Ary Scheffer, St. Augustine and his mother St. Monica (1855), The Louvre, Paris. |
St. Augustine, In epistulam Johannis ad Parthos tractatus decem 4.6 (407), trans. Burnaby (LCC 8, 290), underscoring mine. Also WSA III.13; FC 92; NPNF 7. Latin: SC 75, 230, 232. Also NBA 24/2; ed. Reale (1994); PL 35, cols. 2008-2009.
This comes out in the Liturgy of the hours (Office of Readings for the Sixth Week in Ordinary Time?) as
The entire life of a good Christian is in fact an exercise of holy desire. You do not yet see what you long for, but the very act of desiring prepares you, so that when he comes you may see and be utterly satisfied.
Suppose you are going to fill some holder or container, and you know you will be given a large amount. Then you set about stretching your sack or wineskin or whatever it is. Why? Because you know the quantity you will have to put in it and your eyes tell you there is not enough room. By stretching it, therefore, you increase the capacity of the sack, and this is how God deals with us. Simply by making us wait he increases our desire, which in turn enlarges the capacity of our soul, making it able to receive what is to be given to us.
So, my brethren, let us continue to desire, for we shall be filled.
Cf. letter 160 to Proba (c. 412), at FC 18, pp. 389-391:
our Lord and God does not need to have our will made known to him—He cannot but know it—but He wishes our desire to be exercised in prayer that we may be able to receive what He is preparing to give. That is something very great, but we are too small and straitened to contain it. Therefore it is said to us: 'Be enlarged, bear not the yoke with unbelievers.' Thus we shall receive that which is so great, which eye hath not seen because it is not color, nor ear heard because it is not sound, nor hath it entered into the heart of man, because the heart of man has to enter into it; and we shall receive it in fuller measure in proportion as our hope is more strongly founded and our charity more ardent.
. . . The more fervent the desire, the more worthy the effect which ensues.

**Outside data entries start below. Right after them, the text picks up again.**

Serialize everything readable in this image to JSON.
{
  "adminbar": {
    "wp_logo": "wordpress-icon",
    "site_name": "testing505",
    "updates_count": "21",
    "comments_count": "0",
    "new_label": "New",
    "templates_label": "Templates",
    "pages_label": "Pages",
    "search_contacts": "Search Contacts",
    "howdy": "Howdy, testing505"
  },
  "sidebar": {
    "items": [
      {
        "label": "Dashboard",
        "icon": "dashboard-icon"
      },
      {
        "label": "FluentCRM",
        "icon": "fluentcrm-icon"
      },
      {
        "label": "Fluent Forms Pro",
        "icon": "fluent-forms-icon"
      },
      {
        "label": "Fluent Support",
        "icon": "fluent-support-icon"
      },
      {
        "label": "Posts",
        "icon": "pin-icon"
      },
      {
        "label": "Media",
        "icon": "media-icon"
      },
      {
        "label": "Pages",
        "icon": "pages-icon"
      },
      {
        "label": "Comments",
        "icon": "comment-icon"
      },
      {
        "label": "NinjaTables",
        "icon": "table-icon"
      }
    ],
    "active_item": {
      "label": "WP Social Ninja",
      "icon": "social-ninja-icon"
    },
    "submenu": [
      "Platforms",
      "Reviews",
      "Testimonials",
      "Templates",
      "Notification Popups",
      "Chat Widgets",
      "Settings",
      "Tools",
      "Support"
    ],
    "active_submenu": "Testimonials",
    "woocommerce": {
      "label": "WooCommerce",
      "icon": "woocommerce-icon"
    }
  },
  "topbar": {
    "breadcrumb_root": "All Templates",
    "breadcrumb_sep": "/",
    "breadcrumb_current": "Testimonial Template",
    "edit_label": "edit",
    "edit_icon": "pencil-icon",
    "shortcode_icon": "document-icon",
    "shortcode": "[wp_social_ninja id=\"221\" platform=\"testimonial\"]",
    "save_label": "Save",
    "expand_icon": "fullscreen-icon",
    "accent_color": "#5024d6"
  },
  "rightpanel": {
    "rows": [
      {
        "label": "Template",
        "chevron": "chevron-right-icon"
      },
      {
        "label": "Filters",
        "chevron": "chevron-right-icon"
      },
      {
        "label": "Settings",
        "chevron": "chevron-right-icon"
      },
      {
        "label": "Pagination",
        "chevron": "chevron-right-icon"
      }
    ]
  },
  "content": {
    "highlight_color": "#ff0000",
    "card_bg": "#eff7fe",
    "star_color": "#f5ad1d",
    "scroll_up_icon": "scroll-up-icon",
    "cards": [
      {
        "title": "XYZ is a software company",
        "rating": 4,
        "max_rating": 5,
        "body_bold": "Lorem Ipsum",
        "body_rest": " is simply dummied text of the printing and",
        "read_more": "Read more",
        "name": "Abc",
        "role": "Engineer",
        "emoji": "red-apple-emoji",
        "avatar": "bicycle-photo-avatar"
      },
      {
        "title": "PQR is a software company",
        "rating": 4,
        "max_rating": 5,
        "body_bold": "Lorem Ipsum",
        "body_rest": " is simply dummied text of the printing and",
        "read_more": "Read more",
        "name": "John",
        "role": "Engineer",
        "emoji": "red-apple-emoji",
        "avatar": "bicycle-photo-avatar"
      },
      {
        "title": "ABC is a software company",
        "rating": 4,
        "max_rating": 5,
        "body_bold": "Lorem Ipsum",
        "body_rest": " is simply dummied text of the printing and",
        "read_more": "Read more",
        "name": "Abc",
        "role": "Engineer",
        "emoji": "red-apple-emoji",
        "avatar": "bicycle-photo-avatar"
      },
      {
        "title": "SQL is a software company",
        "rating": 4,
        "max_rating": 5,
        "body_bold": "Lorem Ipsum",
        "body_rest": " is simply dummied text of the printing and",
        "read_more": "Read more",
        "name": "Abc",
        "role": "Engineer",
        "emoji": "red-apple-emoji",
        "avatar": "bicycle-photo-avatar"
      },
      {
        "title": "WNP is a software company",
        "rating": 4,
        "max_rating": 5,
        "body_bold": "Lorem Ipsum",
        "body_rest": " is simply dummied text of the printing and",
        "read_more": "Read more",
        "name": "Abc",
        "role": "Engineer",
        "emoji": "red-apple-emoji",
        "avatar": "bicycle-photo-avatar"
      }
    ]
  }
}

And that is why the Apostle says: 'Desire without ceasing' [(Cf. 1 Thess 5:17)]. Let us, then, always desire this of the Lord God and always pray for it. . . .
. . . Prayer is to be free of much speaking, but not of much entreaty, if the fervor and attention persist. . . . to entreat much of Him whom we entreat is to knock by a long-continued and devout uplifting of the heart.